Todo esse trabalho duro, reconstruindo uma identidade inglesa para a seleção inglesa, iria por água abaixo se a FA nomeasse Guardiola. Em vez de se ater ao trabalho árduo mas importante do futebol internacional, a FA estaria simplesmente a engolir de imediato a lógica fácil do futebol de clubes.


Southgate criou uma identidade distinta na Inglaterra (Adrian Dennis/AFP via Getty Images)

Porquê tentar construir uma identidade distintamente inglesa quando a Premier League importa tudo para nós? Por que criar qualquer coisa quando você pode simplesmente comprá-la diretamente? E por que ir para a próxima Copa do Mundo com uma comissão técnica que você mesmo desenvolveu, produto de seus sistemas e caminhos, quando pode instalar o homem que já ganhou tudo em todo o mundo?

A Inglaterra já fez isso antes, nomeando Sven-Goran Eriksson em 2001 e Fabio Capello em 2007. Nenhum deles tinha remotamente a mesma formação no futebol inglês que Guardiola tem, deve-se dizer. Guardiola mora e trabalha aqui há quase nove anos. Ele ganhou seis títulos da Premier League, duas Copas da Inglaterra e quatro Copas da Liga. Ele sabe mais sobre Rico Lewis, Phil Foden, Jack Grealish, Kyle Walker, John Stones e até mesmo Cole Palmer do que Southgate, Carsley ou qualquer pessoa da FA. Quando a FA anunciou este trabalho, disse que ser inglês não era um critério, mas conhecer o futebol inglês era. Guardiola marca essa caixa.

E, apesar disso, ainda não parece certo. Nomear Guardiola seria desistir do trabalho que definiu Southgate, o trabalho para construir uma identidade futebolística autenticamente inglesa, o trabalho que sustenta o jogo internacional. Seria um triunfo do poder financeiro, uma grande vitória de marca para Wembley, para os Três Leões.

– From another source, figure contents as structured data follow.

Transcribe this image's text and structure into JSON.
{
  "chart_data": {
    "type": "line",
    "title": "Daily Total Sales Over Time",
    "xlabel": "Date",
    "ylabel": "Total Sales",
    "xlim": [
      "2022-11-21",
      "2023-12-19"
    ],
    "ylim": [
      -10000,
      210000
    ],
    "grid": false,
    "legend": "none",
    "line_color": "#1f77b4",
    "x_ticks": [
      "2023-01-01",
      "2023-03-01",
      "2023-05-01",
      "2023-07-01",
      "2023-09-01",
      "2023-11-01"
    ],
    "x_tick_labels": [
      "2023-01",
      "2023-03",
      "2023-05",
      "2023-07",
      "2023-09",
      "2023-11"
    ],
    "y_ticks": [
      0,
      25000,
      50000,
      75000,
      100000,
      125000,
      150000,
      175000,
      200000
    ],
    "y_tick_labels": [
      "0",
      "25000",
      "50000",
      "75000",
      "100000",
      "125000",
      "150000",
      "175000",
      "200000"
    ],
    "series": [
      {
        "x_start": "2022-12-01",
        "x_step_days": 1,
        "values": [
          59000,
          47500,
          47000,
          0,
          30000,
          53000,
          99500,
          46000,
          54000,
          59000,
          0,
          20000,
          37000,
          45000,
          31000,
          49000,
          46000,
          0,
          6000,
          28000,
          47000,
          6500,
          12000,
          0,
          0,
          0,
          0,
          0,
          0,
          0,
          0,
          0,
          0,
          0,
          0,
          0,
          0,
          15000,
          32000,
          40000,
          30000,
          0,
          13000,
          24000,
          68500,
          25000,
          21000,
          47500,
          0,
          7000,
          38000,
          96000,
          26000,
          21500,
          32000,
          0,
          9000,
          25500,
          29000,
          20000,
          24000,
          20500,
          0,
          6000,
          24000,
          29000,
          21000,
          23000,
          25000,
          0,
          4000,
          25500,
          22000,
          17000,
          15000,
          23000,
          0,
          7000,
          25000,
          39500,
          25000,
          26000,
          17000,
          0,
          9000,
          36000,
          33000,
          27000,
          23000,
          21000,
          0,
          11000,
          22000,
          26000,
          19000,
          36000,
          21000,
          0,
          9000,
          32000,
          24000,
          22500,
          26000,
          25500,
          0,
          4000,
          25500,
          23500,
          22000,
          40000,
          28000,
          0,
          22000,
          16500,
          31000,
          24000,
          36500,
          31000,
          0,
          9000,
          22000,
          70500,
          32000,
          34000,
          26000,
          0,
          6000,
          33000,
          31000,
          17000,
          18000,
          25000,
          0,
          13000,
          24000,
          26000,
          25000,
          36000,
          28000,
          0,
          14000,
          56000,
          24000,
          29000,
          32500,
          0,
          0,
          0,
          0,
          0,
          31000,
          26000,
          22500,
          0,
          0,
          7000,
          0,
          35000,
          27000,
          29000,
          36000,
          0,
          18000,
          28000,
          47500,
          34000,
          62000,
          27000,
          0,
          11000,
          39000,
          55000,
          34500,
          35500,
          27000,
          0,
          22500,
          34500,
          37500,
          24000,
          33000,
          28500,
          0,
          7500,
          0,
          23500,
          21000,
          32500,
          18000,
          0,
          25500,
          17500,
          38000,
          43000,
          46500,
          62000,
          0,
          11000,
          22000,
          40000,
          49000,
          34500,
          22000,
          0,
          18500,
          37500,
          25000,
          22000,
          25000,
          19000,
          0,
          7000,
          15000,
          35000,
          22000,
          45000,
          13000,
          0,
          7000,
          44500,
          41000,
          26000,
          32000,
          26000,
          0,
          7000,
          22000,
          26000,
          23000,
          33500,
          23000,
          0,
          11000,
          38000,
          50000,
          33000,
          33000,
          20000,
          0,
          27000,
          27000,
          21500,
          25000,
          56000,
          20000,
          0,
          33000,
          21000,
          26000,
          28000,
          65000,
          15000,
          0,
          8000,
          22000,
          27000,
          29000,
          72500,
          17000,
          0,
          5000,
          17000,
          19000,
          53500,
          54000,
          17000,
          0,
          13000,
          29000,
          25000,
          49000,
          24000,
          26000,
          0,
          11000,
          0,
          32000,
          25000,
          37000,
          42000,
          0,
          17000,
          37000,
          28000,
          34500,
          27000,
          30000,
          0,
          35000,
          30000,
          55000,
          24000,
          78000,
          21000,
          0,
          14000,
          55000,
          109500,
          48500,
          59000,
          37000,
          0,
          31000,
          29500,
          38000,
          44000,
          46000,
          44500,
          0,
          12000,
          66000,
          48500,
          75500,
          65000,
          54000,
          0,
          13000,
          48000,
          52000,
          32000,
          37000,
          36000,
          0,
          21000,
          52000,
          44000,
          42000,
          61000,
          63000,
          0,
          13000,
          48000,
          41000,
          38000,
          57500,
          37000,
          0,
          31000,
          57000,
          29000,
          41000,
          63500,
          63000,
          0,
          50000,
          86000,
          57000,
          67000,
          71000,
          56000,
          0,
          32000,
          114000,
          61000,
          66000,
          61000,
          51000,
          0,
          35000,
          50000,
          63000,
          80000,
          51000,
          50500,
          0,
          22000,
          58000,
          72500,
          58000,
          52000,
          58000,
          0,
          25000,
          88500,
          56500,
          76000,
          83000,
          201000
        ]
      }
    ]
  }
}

Seria um bom dia para ser parceiro comercial da FA, desde que se classifique para a próxima Copa do Mundo – mas isso teria um custo. Isso transformaria a seleção inglesa em apenas mais um clube. A seleção inglesa se transformou em outra coisa sob o comando de Southgate, mas muito do significado se dissiparia. Valeria a pena atualizar Carsley?